Architecture Monolith
Overview
Use this skill to design modular monoliths that preserve internal autonomy without introducing distributed-system overhead.
Scope Boundaries
- Product scope or team size favors a single deployable unit.
- Cross-domain workflows require strong transactional consistency.
- Operational simplicity is a top constraint.
Core Judgments
- Module boundaries: domain cohesion and dependency direction inside one codebase.
- Internal contracts: which module APIs are allowed and how enforced.
- Data ownership in shared database: logical ownership and write access discipline.
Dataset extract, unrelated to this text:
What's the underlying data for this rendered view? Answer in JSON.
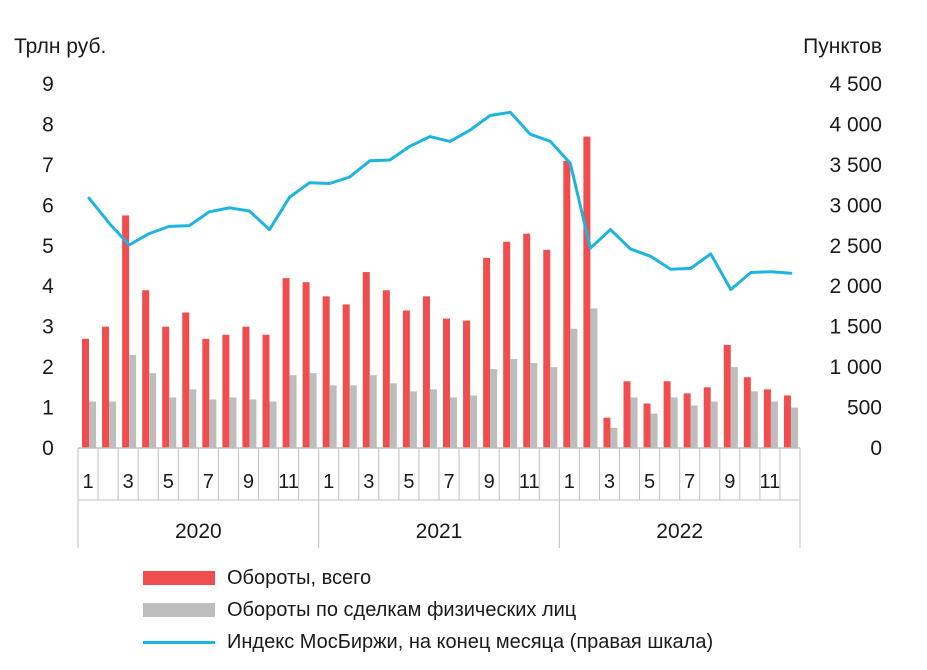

- Future extraction seams: where boundaries should support later service splits.
Practitioner Heuristics
- Treat modules like products with stable public interfaces.
- Forbid cross-module database writes except through explicit module APIs.
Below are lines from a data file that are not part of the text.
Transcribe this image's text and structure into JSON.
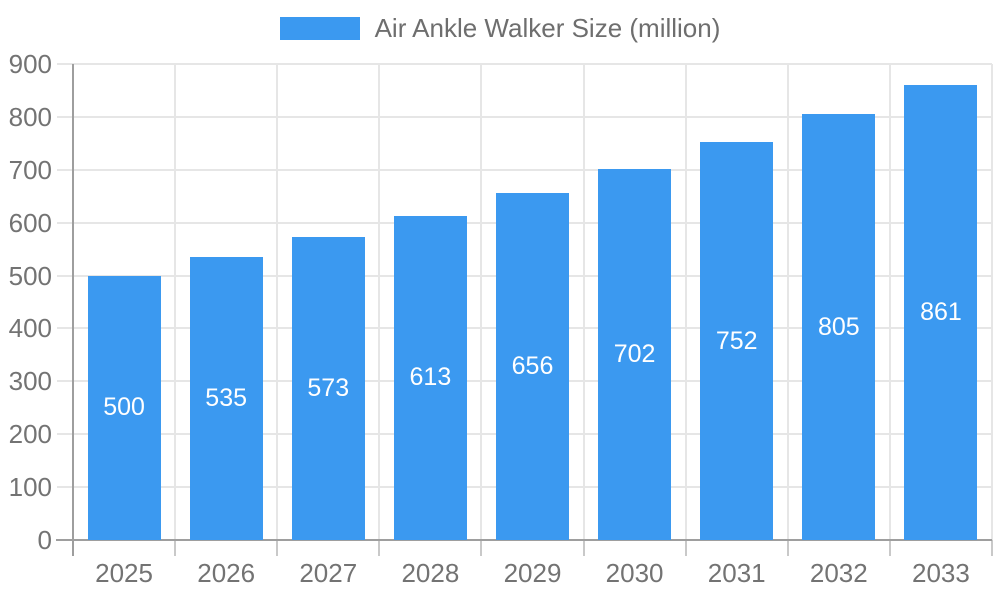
{
  "legend": {
    "label": "Air Ankle Walker Size (million)"
  },
  "colors": {
    "bar": "#3b99f0",
    "legend_text": "#6e6e6e",
    "axis_text": "#737373",
    "axis_line": "#9e9e9e",
    "gridline": "#e6e6e6",
    "tick": "#c9c9c9",
    "bar_label": "#ffffff",
    "background": "#ffffff"
  },
  "chart_data": {
    "type": "bar",
    "title": "",
    "categories": [
      "2025",
      "2026",
      "2027",
      "2028",
      "2029",
      "2030",
      "2031",
      "2032",
      "2033"
    ],
    "series": [
      {
        "name": "Air Ankle Walker Size (million)",
        "values": [
          500,
          535,
          573,
          613,
          656,
          702,
          752,
          805,
          861
        ]
      }
    ],
    "xlabel": "",
    "ylabel": "",
    "ylim": [
      0,
      900
    ],
    "yticks": [
      0,
      100,
      200,
      300,
      400,
      500,
      600,
      700,
      800,
      900
    ],
    "grid": true,
    "legend_position": "top",
    "bar_labels_inside": true
  }
}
- Keep shared kernel minimal and intentionally versioned.
- In dynamic languages, define explicit module interface types to avoid ad hoc maps and pervasive casts at boundaries.
Workflow
- Partition core domains into modules with clear responsibility.
- Define allowed dependency directions and anti-corruption boundaries.
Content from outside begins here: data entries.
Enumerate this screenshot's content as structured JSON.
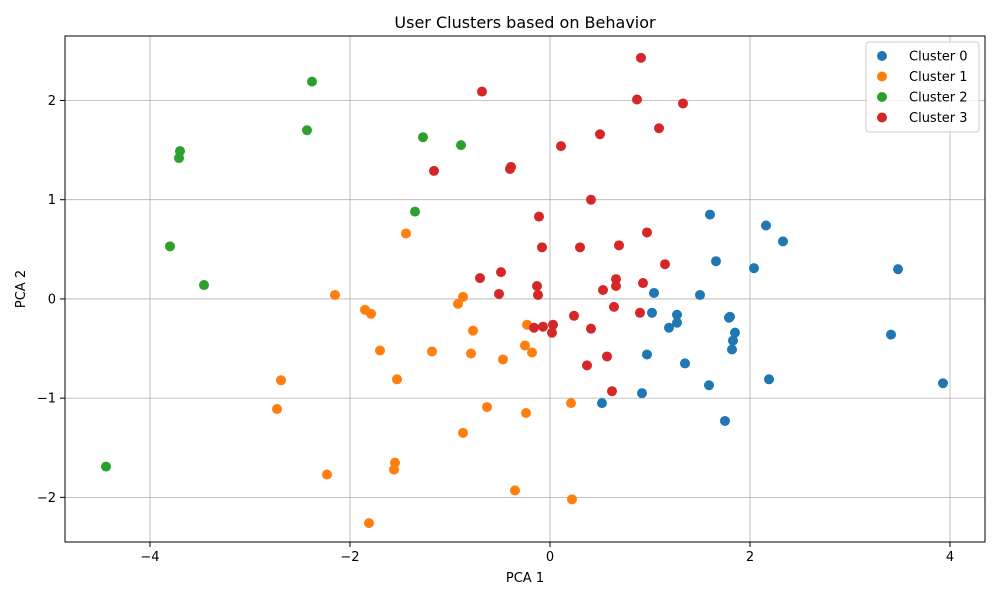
{
  "chart_data": {
    "type": "scatter",
    "title": "User Clusters based on Behavior",
    "xlabel": "PCA 1",
    "ylabel": "PCA 2",
    "xlim": [
      -4.85,
      4.35
    ],
    "ylim": [
      -2.45,
      2.65
    ],
    "xticks": [
      -4,
      -2,
      0,
      2,
      4
    ],
    "yticks": [
      -2,
      -1,
      0,
      1,
      2
    ],
    "xtick_labels": [
      "−4",
      "−2",
      "0",
      "2",
      "4"
    ],
    "ytick_labels": [
      "−2",
      "−1",
      "0",
      "1",
      "2"
    ],
    "grid": true,
    "legend_position": "top-right",
    "series": [
      {
        "name": "Cluster 0",
        "color": "#1f77b4",
        "points": [
          [
            1.6,
            0.85
          ],
          [
            2.16,
            0.74
          ],
          [
            2.33,
            0.58
          ],
          [
            1.66,
            0.38
          ],
          [
            2.04,
            0.31
          ],
          [
            3.48,
            0.3
          ],
          [
            1.04,
            0.06
          ],
          [
            1.5,
            0.04
          ],
          [
            1.02,
            -0.14
          ],
          [
            1.27,
            -0.16
          ],
          [
            1.27,
            -0.24
          ],
          [
            1.19,
            -0.29
          ],
          [
            1.79,
            -0.19
          ],
          [
            1.8,
            -0.18
          ],
          [
            1.85,
            -0.34
          ],
          [
            1.83,
            -0.42
          ],
          [
            1.82,
            -0.51
          ],
          [
            3.41,
            -0.36
          ],
          [
            0.97,
            -0.56
          ],
          [
            1.35,
            -0.65
          ],
          [
            2.19,
            -0.81
          ],
          [
            1.59,
            -0.87
          ],
          [
            0.92,
            -0.95
          ],
          [
            3.93,
            -0.85
          ],
          [
            0.52,
            -1.05
          ],
          [
            1.75,
            -1.23
          ]
        ]
      },
      {
        "name": "Cluster 1",
        "color": "#ff7f0e",
        "points": [
          [
            -1.44,
            0.66
          ],
          [
            -2.15,
            0.04
          ],
          [
            -0.87,
            0.02
          ],
          [
            -0.92,
            -0.05
          ],
          [
            -1.85,
            -0.11
          ],
          [
            -1.79,
            -0.15
          ],
          [
            -0.77,
            -0.32
          ],
          [
            -0.23,
            -0.26
          ],
          [
            -0.25,
            -0.47
          ],
          [
            -0.18,
            -0.54
          ],
          [
            -1.7,
            -0.52
          ],
          [
            -1.18,
            -0.53
          ],
          [
            -0.79,
            -0.55
          ],
          [
            -0.47,
            -0.61
          ],
          [
            -2.69,
            -0.82
          ],
          [
            -1.53,
            -0.81
          ],
          [
            -2.73,
            -1.11
          ],
          [
            -0.63,
            -1.09
          ],
          [
            -0.24,
            -1.15
          ],
          [
            0.21,
            -1.05
          ],
          [
            -0.87,
            -1.35
          ],
          [
            -1.55,
            -1.65
          ],
          [
            -1.56,
            -1.72
          ],
          [
            -2.23,
            -1.77
          ],
          [
            -0.35,
            -1.93
          ],
          [
            0.22,
            -2.02
          ],
          [
            -1.81,
            -2.26
          ]
        ]
      },
      {
        "name": "Cluster 2",
        "color": "#2ca02c",
        "points": [
          [
            -2.38,
            2.19
          ],
          [
            -2.43,
            1.7
          ],
          [
            -1.27,
            1.63
          ],
          [
            -0.89,
            1.55
          ],
          [
            -3.7,
            1.49
          ],
          [
            -3.71,
            1.42
          ],
          [
            -1.35,
            0.88
          ],
          [
            -3.8,
            0.53
          ],
          [
            -3.46,
            0.14
          ],
          [
            -4.44,
            -1.69
          ]
        ]
      },
      {
        "name": "Cluster 3",
        "color": "#d62728",
        "points": [
          [
            0.91,
            2.43
          ],
          [
            -0.68,
            2.09
          ],
          [
            0.87,
            2.01
          ],
          [
            1.33,
            1.97
          ],
          [
            1.09,
            1.72
          ],
          [
            0.5,
            1.66
          ],
          [
            0.11,
            1.54
          ],
          [
            -0.39,
            1.33
          ],
          [
            -0.4,
            1.31
          ],
          [
            -1.16,
            1.29
          ],
          [
            0.41,
            1.0
          ],
          [
            -0.11,
            0.83
          ],
          [
            0.97,
            0.67
          ],
          [
            0.69,
            0.54
          ],
          [
            -0.08,
            0.52
          ],
          [
            0.3,
            0.52
          ],
          [
            1.15,
            0.35
          ],
          [
            -0.49,
            0.27
          ],
          [
            -0.7,
            0.21
          ],
          [
            0.66,
            0.2
          ],
          [
            0.93,
            0.16
          ],
          [
            0.66,
            0.13
          ],
          [
            -0.13,
            0.13
          ],
          [
            0.53,
            0.09
          ],
          [
            -0.51,
            0.05
          ],
          [
            -0.12,
            0.04
          ],
          [
            0.64,
            -0.08
          ],
          [
            0.9,
            -0.14
          ],
          [
            0.24,
            -0.17
          ],
          [
            -0.16,
            -0.29
          ],
          [
            -0.07,
            -0.28
          ],
          [
            0.03,
            -0.26
          ],
          [
            0.41,
            -0.3
          ],
          [
            0.02,
            -0.34
          ],
          [
            0.57,
            -0.58
          ],
          [
            0.37,
            -0.67
          ],
          [
            0.62,
            -0.93
          ]
        ]
      }
    ]
  }
}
- Specify module-level contracts for commands, queries, and events.
- Align transactional scope with module invariants.
- Add observability by module to expose coupling hotspots.
- Record extraction candidates and triggers for future decomposition.
Common Failure Modes
- Modular monolith degrades into "big ball of mud" via unrestricted imports.
- Shared tables bypass module contracts and break ownership.
- Runtime simplicity hides growing conceptual complexity.
Failure Conditions
- Stop when module boundaries cannot be enforced in code review/tooling.
- Stop when critical invariants span modules without clear ownership.
- Escalate when required independent scaling/deployment is no longer feasible.